BY BLAINE MCLAREN
There has never been a more aptly titled and timed film than the most recent entry in The Purge series. The U.S. is currently suffering through a real “Election Year”, enduring our way through two power hungry assholes that don’t seem that far off from the film’s fictional “new founding fathers”. The concept of an annual purge has been a pretty high concept idea from the beginning, but I don’t think the creators had any idea of what they were starting. The series had a pretty rocky start, but really found its footing with the release of its sequel “The Purge: Anarchy”. This film took us into the streets and became an ultra violent homage to films like The Warriors and other action/exploitation films of the 70s and 80s. The streets seemed as dangerous as you would imagine, allowing for some very interesting set pieces that were more than satisfying. What I never expected was the introduction of a not-so-subtle message of class warfare. We followed the lower class this time and we were tossed into a gritty world of survival that showed the true nature of why The Purge (actually) exists. The big question going into this follow up (at least,for me) was “Is this going to just be Anarchy all over again or will this build on this concept and offer something new?” and I am glad to say it did!

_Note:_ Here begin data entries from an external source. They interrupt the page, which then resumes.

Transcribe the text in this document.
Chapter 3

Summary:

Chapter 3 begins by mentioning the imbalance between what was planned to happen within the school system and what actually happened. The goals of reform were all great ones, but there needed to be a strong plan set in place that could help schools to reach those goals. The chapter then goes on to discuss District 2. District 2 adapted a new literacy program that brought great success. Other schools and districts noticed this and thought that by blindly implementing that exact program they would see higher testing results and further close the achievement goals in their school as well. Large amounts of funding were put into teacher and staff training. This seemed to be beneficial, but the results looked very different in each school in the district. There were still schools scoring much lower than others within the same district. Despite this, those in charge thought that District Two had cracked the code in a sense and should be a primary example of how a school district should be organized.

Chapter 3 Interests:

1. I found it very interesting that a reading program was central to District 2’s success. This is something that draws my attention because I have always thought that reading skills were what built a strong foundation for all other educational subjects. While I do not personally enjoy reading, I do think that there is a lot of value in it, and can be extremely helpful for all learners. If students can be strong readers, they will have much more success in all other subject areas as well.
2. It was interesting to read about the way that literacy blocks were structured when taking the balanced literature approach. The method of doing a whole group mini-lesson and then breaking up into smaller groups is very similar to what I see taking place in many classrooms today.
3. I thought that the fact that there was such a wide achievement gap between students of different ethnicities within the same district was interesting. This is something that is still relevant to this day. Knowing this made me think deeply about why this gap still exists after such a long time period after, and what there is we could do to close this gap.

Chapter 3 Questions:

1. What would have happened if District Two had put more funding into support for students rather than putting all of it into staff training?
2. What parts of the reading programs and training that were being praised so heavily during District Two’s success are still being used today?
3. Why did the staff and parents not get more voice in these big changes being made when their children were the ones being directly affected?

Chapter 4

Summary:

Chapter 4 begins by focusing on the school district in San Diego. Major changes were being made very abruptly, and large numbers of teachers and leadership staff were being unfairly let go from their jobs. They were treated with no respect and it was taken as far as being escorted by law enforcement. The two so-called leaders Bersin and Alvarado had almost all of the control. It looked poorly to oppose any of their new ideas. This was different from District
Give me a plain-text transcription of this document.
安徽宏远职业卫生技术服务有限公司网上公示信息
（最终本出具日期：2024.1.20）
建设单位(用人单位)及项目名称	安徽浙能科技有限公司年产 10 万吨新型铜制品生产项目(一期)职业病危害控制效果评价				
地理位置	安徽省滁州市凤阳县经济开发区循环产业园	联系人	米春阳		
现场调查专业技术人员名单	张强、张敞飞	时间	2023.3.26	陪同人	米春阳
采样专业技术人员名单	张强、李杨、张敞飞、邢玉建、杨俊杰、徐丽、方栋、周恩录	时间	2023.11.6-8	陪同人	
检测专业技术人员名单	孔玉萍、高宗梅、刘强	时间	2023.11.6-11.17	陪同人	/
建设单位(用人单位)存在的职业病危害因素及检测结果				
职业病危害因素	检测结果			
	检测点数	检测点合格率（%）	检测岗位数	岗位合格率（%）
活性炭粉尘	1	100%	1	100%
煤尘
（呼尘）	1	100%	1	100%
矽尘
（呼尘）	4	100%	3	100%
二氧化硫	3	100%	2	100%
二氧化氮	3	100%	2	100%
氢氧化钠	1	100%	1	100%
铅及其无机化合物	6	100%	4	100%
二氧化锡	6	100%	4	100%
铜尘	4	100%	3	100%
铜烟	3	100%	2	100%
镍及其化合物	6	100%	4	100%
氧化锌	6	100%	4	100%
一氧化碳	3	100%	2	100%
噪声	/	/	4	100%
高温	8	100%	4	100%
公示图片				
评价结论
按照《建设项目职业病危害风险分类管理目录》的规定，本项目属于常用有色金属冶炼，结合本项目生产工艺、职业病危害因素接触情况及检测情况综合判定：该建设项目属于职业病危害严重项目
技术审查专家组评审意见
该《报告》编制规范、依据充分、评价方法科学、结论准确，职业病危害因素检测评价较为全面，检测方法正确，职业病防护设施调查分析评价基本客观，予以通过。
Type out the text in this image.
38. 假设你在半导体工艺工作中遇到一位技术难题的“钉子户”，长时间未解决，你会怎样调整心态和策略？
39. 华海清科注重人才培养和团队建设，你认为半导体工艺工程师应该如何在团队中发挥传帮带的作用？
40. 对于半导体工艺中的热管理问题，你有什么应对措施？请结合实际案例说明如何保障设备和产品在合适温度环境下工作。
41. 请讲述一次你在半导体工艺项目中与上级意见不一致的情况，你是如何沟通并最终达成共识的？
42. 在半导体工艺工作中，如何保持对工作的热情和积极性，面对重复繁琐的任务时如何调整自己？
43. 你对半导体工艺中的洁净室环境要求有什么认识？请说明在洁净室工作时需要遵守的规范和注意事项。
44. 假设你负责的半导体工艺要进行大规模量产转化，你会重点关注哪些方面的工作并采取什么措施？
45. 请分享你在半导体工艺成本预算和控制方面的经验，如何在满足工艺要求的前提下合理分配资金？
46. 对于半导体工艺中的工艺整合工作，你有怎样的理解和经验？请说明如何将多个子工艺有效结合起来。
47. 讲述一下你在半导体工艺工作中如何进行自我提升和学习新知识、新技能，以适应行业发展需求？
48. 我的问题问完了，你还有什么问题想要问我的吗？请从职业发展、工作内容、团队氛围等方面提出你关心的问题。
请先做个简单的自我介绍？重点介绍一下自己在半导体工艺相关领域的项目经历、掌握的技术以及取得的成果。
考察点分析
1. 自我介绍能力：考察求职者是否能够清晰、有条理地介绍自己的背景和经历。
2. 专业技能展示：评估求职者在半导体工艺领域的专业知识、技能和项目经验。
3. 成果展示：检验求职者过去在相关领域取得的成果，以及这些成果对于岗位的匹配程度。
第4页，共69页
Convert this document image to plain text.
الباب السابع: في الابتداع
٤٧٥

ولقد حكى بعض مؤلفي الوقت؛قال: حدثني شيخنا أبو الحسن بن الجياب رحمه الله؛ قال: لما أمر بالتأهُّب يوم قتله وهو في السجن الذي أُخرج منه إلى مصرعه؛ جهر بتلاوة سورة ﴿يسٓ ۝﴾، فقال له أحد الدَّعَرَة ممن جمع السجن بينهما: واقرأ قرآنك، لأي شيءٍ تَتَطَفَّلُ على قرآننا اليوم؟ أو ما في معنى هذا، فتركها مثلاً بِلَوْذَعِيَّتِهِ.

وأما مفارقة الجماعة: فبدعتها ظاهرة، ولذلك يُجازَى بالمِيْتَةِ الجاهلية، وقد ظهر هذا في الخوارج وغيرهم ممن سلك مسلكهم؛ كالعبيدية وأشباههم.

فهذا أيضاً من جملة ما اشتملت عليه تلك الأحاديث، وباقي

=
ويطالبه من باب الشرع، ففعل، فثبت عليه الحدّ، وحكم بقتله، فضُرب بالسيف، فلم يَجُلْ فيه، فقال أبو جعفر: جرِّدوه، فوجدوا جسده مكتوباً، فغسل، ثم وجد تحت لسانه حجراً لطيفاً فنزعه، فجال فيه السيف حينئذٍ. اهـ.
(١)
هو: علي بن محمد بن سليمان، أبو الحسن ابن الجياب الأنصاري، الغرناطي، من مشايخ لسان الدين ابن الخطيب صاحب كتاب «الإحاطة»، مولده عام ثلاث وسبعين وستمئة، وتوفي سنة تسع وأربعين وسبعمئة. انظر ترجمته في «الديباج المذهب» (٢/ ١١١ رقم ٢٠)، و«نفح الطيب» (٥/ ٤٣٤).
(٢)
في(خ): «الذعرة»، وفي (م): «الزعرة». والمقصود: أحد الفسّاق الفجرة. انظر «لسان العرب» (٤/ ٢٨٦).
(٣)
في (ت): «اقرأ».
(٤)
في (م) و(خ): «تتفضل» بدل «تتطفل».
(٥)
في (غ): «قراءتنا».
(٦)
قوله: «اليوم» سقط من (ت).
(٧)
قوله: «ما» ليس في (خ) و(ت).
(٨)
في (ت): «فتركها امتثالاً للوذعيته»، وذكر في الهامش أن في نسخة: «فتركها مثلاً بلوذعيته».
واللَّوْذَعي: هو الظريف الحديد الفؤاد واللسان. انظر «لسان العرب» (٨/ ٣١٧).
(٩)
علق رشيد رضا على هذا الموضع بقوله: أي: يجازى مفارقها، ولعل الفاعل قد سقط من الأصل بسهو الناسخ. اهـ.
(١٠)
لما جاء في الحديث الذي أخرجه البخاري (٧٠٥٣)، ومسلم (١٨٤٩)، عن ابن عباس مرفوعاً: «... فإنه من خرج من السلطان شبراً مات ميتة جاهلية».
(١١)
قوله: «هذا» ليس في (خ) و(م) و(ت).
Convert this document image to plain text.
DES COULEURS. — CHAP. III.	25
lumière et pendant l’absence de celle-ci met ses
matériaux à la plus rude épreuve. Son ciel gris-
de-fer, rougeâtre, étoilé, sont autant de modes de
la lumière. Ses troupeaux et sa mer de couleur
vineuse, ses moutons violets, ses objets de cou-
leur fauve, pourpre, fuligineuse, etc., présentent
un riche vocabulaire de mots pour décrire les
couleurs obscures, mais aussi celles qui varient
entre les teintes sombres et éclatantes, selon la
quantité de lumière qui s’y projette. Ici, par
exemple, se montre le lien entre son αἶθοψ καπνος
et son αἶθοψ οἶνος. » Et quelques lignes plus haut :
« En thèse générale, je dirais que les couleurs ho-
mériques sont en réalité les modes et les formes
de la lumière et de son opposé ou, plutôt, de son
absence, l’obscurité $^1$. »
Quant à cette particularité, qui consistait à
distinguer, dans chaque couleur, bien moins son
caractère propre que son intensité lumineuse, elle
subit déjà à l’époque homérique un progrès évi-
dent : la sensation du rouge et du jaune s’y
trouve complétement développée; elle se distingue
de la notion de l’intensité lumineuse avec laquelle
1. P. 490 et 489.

The story picks up two years after the events of “Anarchy” and we are reintroduced to Leo, our unlikely hero from the last film. He is currently working as bodyguard for a controversial senator who is currently running for president. Her entire platform is built around outlawing The Purge and restoring the lower classes of this alternate America. As you can imagine, this prompts the New Founding Fathers to attack her, setting off a series of events where our protagonists end up back on the city streets on Purge night. From here we meet a slew of good guys and baddies hunting and surviving on the streets of Washington D.C.
The biggest difference with this film is the shift in tone. This time around, the writing is much tighter and allows for more humor and humanity. The comic relief is subtle and does not take away from the tension. The streets feel even more dangerous this time around and the bad guys are even worse than before. Some of the actors may be a little too exaggerated for some movie goers, but I feel their bigger than life performances fit this film perfectly. The overall vibe has more in common with classic blacksploitaion films and this is (once again) because of the excellent script they are working with. The only thing that can be grating is this series’ obsession with its “white crusaders”. The events seem to be constantly surrounding Senator Roan and her every action seems out of place in this world. She is given a compelling backstory, but every word from her mouth seems phony and incredibly cringe-worthy. That aside, The Purge: Election Year is better than it has any right to be and I will be ready to fork over my next fifteen bucks when the inevitable sequel is released. The Purge: Election Year is currently playing in theaters everywhere.